I think we’ve all sat in lectures and gone, that was dreadful, so we learned quite a lot from understanding how not to do it as well as how actually to do it.  And of course the key is preparation and organisation..... whenever I go into a class knowing that I am beautifully organised, that gives you that extra confidence to project and to present, and you come away with that feeling that you know that the class has gone well and you’ve got the information across to the students in the way that you wanted. 

[Analytical chemistry] is probably one of the things that’s easiest to tie back to their own experiences.  Because it’s very easy to link the idea of the importance of chemical measurement, is actually pretty easy to get across. You just talk about what is sports drug testing, road side testing, when was the last time you went to the doctor to get a path test.  These are all forms of analytical chemistry.  So I have a significant advantage over some people [teaching other topics] in being able to imbed it in their experiences.  Everybody has some kind of experience we can draw on to say, yeah that’s analytical chemistry.  The difficulty is of course to ensure that misconceptions don’t creep in.

In the lab it comes out in a variety of ways.  It comes out most commonly when the student gets to actually start doing their calculations and you ask them to relate that back to what they’ve actually physically measured.  And when they start doing those sorts of things you realise there’s a bit of a misplaced idea here or a misconception that you can deal with there.
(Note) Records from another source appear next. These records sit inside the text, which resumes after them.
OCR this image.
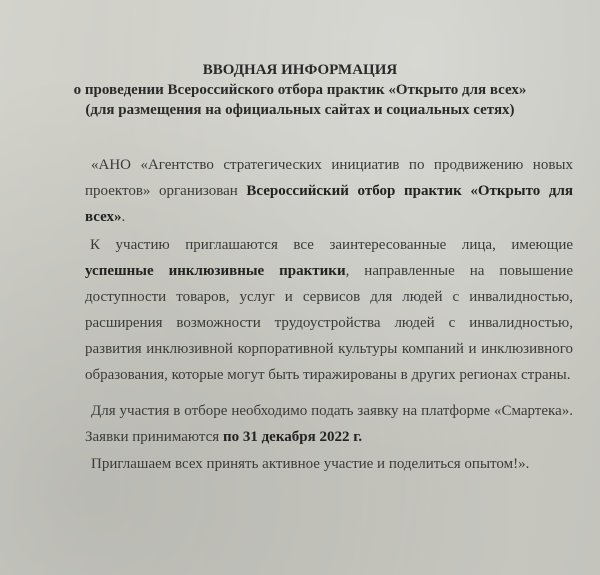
ВВОДНАЯ ИНФОРМАЦИЯ
о проведении Всероссийского отбора практик «Открыто для всех»
(для размещения на официальных сайтах и социальных сетях)

«АНО «Агентство стратегических инициатив по продвижению новых проектов» организован Всероссийский отбор практик «Открыто для всех».

К участию приглашаются все заинтересованные лица, имеющие успешные инклюзивные практики, направленные на повышение доступности товаров, услуг и сервисов для людей с инвалидностью, расширения возможности трудоустройства людей с инвалидностью, развития инклюзивной корпоративной культуры компаний и инклюзивного образования, которые могут быть тиражированы в других регионах страны.

Для участия в отборе необходимо подать заявку на платформе «Смартека». Заявки принимаются по 31 декабря 2022 г.

Приглашаем всех принять активное участие и поделиться опытом!».
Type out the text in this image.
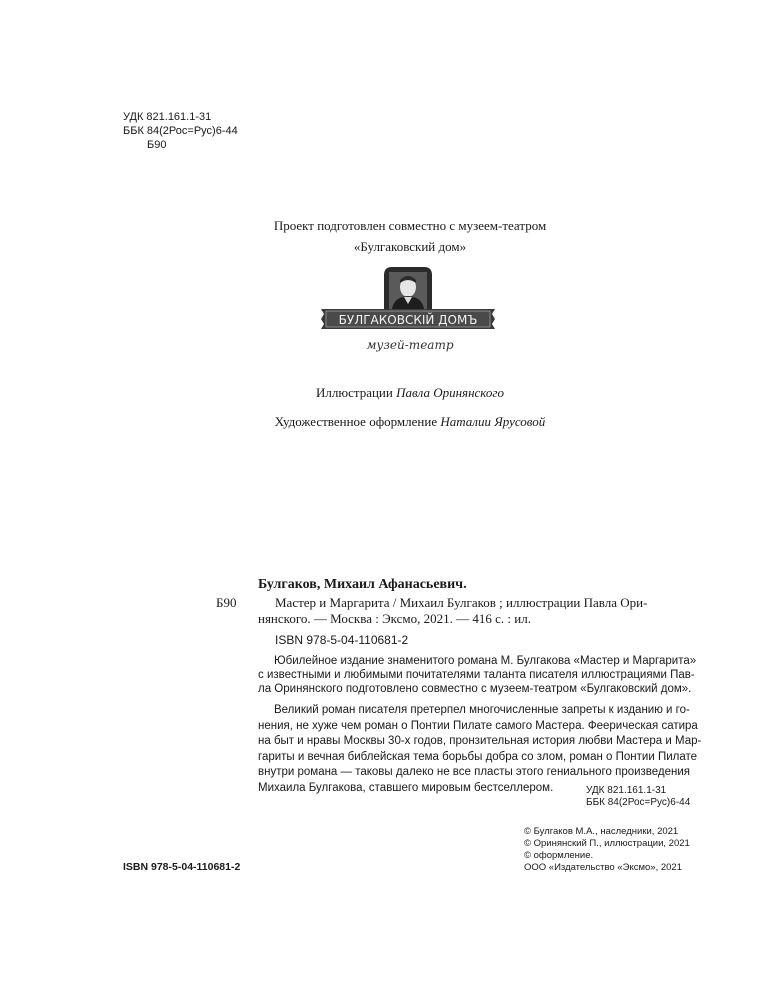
УДК 821.161.1-31
ББК 84(2Рос=Рус)6-44
Б90
Проект подготовлен совместно с музеем-театром
«Булгаковский дом»
БУЛГАКОВСКIЙ ДОМЪ
музей-театр
Иллюстрации Павла Оринянского
Художественное оформление Наталии Ярусовой
Булгаков, Михаил Афанасьевич.
Б90	Мастер и Маргарита / Михаил Булгаков ; иллюстрации Павла Ори-
нянского. — Москва : Эксмо, 2021. — 416 с. : ил.
ISBN 978-5-04-110681-2
Юбилейное издание знаменитого романа М. Булгакова «Мастер и Маргарита»
с известными и любимыми почитателями таланта писателя иллюстрациями Пав-
ла Оринянского подготовлено совместно с музеем-театром «Булгаковский дом».
Великий роман писателя претерпел многочисленные запреты к изданию и го-
нения, не хуже чем роман о Понтии Пилате самого Мастера. Феерическая сатира
на быт и нравы Москвы 30-х годов, пронзительная история любви Мастера и Мар-
гариты и вечная библейская тема борьбы добра со злом, роман о Понтии Пилате
внутри романа — таковы далеко не все пласты этого гениального произведения
Михаила Булгакова, ставшего мировым бестселлером.	УДК 821.161.1-31
ББК 84(2Рос=Рус)6-44
ISBN 978-5-04-110681-2
© Булгаков М.А., наследники, 2021
© Оринянский П., иллюстрации, 2021
© оформление.
ООО «Издательство «Эксмо», 2021
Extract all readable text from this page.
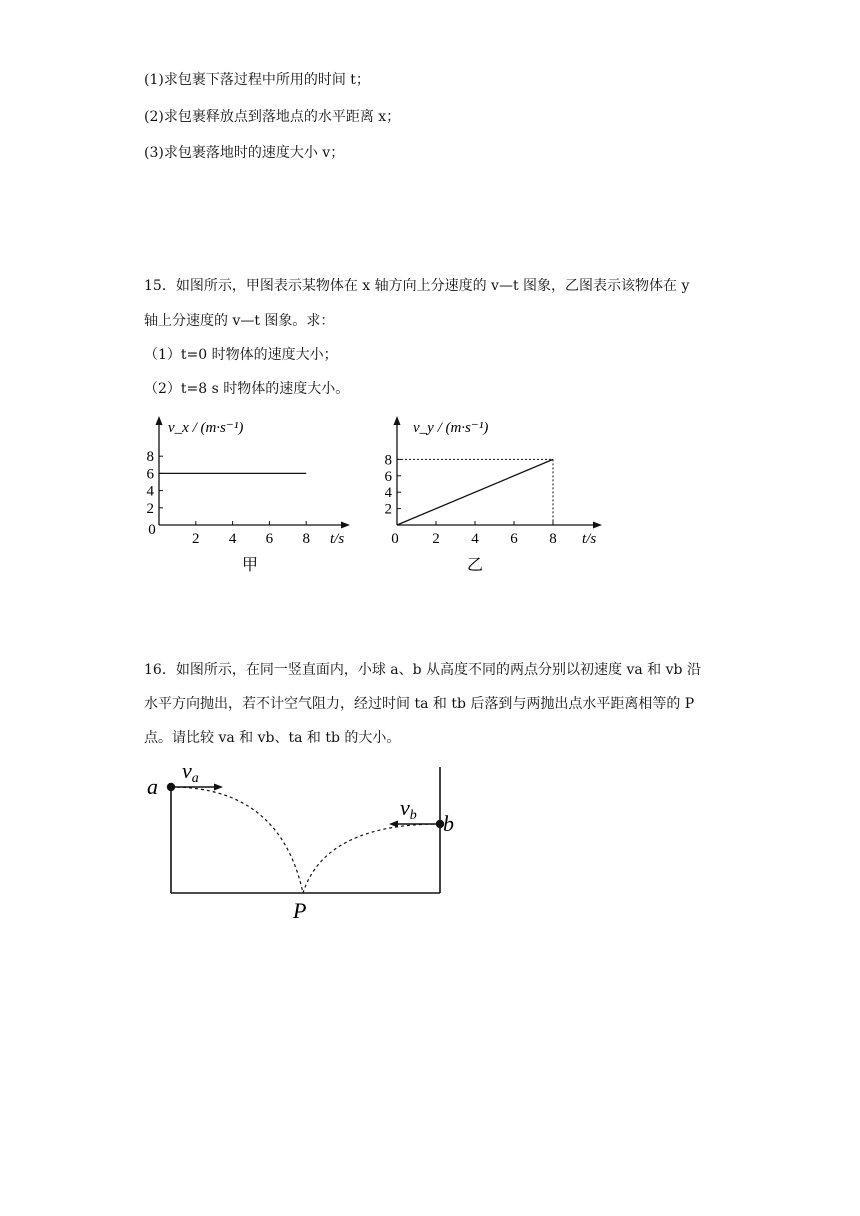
(1)求包裹下落过程中所用的时间 t；
(2)求包裹释放点到落地点的水平距离 x；
(3)求包裹落地时的速度大小 v；
15．如图所示，甲图表示某物体在 x 轴方向上分速度的 v—t 图象，乙图表示该物体在 y
轴上分速度的 v—t 图象。求：
（1）t=0 时物体的速度大小；
（2）t=8 s 时物体的速度大小。
2 4 6 8
2
4
6
8
0
v_x / (m·s⁻¹)
t/s
甲
0 2 4 6 8
2
4
6
8
v_y / (m·s⁻¹)
t/s
乙
16．如图所示，在同一竖直面内，小球 a、b 从高度不同的两点分别以初速度 va 和 vb 沿
水平方向抛出，若不计空气阻力，经过时间 ta 和 tb 后落到与两抛出点水平距离相等的 P
点。请比较 va 和 vb、ta 和 tb 的大小。
a
b
P
va
vb
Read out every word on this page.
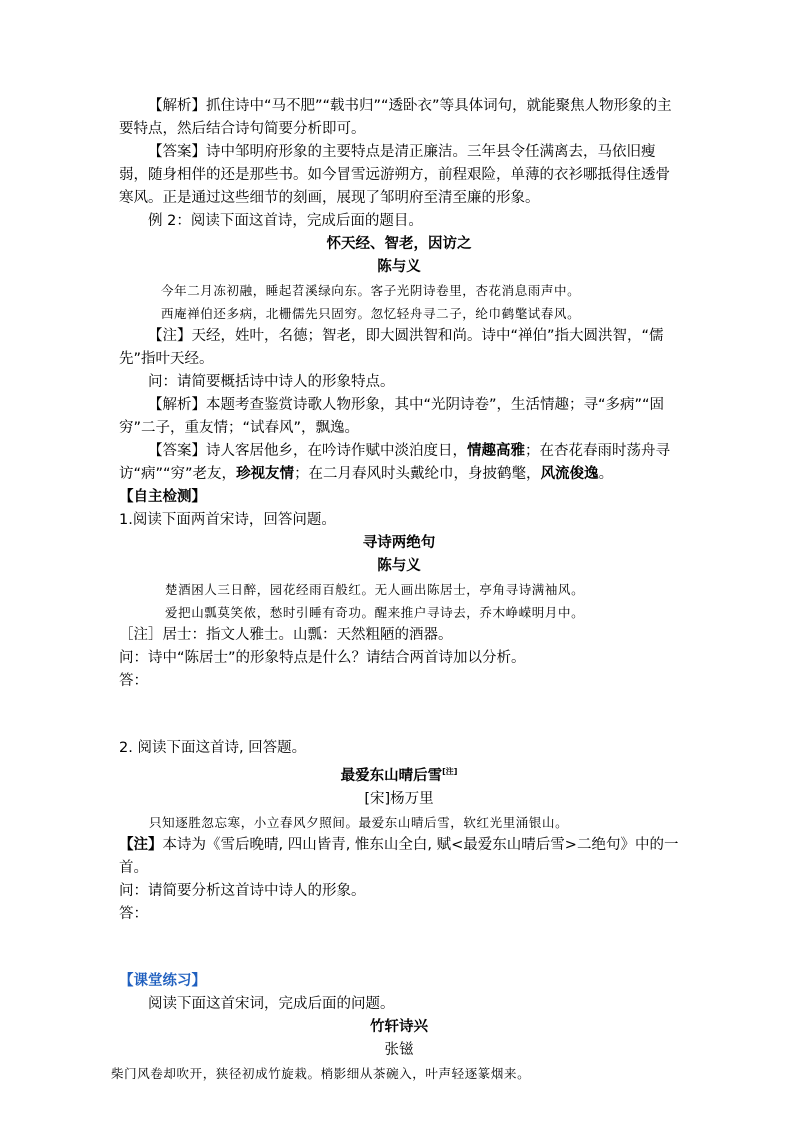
【解析】抓住诗中“马不肥”“载书归”“透卧衣”等具体词句，就能聚焦人物形象的主要特点，然后结合诗句简要分析即可。

【答案】诗中邹明府形象的主要特点是清正廉洁。三年县令任满离去，马依旧瘦弱，随身相伴的还是那些书。如今冒雪远游朔方，前程艰险，单薄的衣衫哪抵得住透骨寒风。正是通过这些细节的刻画，展现了邹明府至清至廉的形象。

例 2：阅读下面这首诗，完成后面的题目。

怀天经、智老，因访之

陈与义

今年二月冻初融，睡起苕溪绿向东。客子光阴诗卷里，杏花消息雨声中。

西庵禅伯还多病，北栅儒先只固穷。忽忆轻舟寻二子，纶巾鹤氅试春风。

【注】天经，姓叶，名德；智老，即大圆洪智和尚。诗中“禅伯”指大圆洪智，“儒先”指叶天经。

问：请简要概括诗中诗人的形象特点。

【解析】本题考查鉴赏诗歌人物形象，其中“光阴诗卷”，生活情趣；寻“多病”“固穷”二子，重友情；“试春风”，飘逸。

【答案】诗人客居他乡，在吟诗作赋中淡泊度日，情趣高雅；在杏花春雨时荡舟寻访“病”“穷”老友，珍视友情；在二月春风时头戴纶巾，身披鹤氅，风流俊逸。

【自主检测】

1.阅读下面两首宋诗，回答问题。

寻诗两绝句

陈与义

楚酒困人三日醉，园花经雨百般红。无人画出陈居士，亭角寻诗满袖风。

爱把山瓢莫笑侬，愁时引睡有奇功。醒来推户寻诗去，乔木峥嵘明月中。

［注］居士：指文人雅士。山瓢：天然粗陋的酒器。

问：诗中“陈居士”的形象特点是什么？请结合两首诗加以分析。

答：

2. 阅读下面这首诗, 回答题。

最爱东山晴后雪[注]

[宋]杨万里

只知逐胜忽忘寒，小立春风夕照间。最爱东山晴后雪，软红光里涌银山。

【注】本诗为《雪后晚晴, 四山皆青, 惟东山全白, 赋<最爱东山晴后雪>二绝句》中的一首。

问：请简要分析这首诗中诗人的形象。

答：

【课堂练习】

阅读下面这首宋词，完成后面的问题。

竹轩诗兴

张镃

柴门风卷却吹开，狭径初成竹旋栽。梢影细从茶碗入，叶声轻逐篆烟来。
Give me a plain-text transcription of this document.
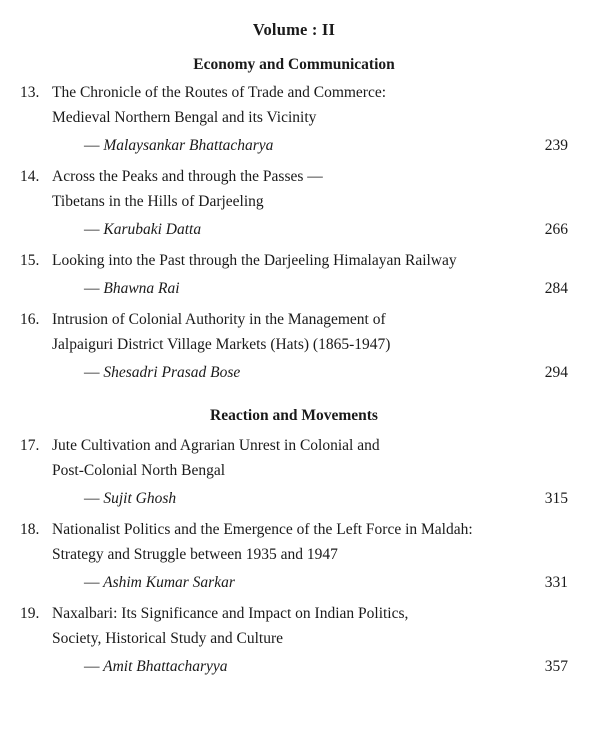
Volume : II
Economy and Communication
13. The Chronicle of the Routes of Trade and Commerce:
Medieval Northern Bengal and its Vicinity
— Malaysankar Bhattacharya	239
14. Across the Peaks and through the Passes —
Tibetans in the Hills of Darjeeling
— Karubaki Datta	266
15. Looking into the Past through the Darjeeling Himalayan Railway
— Bhawna Rai	284
16. Intrusion of Colonial Authority in the Management of
Jalpaiguri District Village Markets (Hats) (1865-1947)
— Shesadri Prasad Bose	294
Reaction and Movements
17. Jute Cultivation and Agrarian Unrest in Colonial and
Post-Colonial North Bengal
— Sujit Ghosh	315
18. Nationalist Politics and the Emergence of the Left Force in Maldah:
Strategy and Struggle between 1935 and 1947
— Ashim Kumar Sarkar	331
19. Naxalbari: Its Significance and Impact on Indian Politics,
Society, Historical Study and Culture
— Amit Bhattacharyya	357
So I think we just, I used to give them, perhaps, 10 minutes to work on a problem, now I probably only give them two or three minutes.  I find that concentrates them and prevents them just talking about the State of Origin or whatever it is that’s on their mind.  We just need to keep changing the activity, rather than have extended activities... we want them to chat, but I think human beings won’t sit and chat about quantum mechanics for more than two or three minutes, they’ll get onto what they want for lunch.  So it’s that balance.

Ions and ionic chemistry are essential to life and just about everything they will run across.

At the start of every class my standard thing was ‘can you see me, can you hear me, can you see the slide?’ I would always look up the back for someone to put their hand up and always I would never talk to the front row. I’d always talk middle and back row and if someone was talking in the back row I’d pick them up and say ‘hey you, be quiet’ and then they know that I’ve seen them.

So you’ve got to focus on the whole class not just the people at the front - the people at the back as well.  Because sometimes smart people sit at the back as well, not just the dummies who want to get out. You’ve got to make sure you know everyone in the class.  And the surprising thing is that most kids sit in the same place every lecture.

So you can actually recognise where they are and who they are.  You don’t know their names but there’s a pattern in the way they sit.  You’ve just got to be aware of that.  So the trick is to embrace the whole class with your - you know physically, just with your eyes and and the way you talk.  You know, when you wave your hands, wave it to the back row. Make sure they’re involved.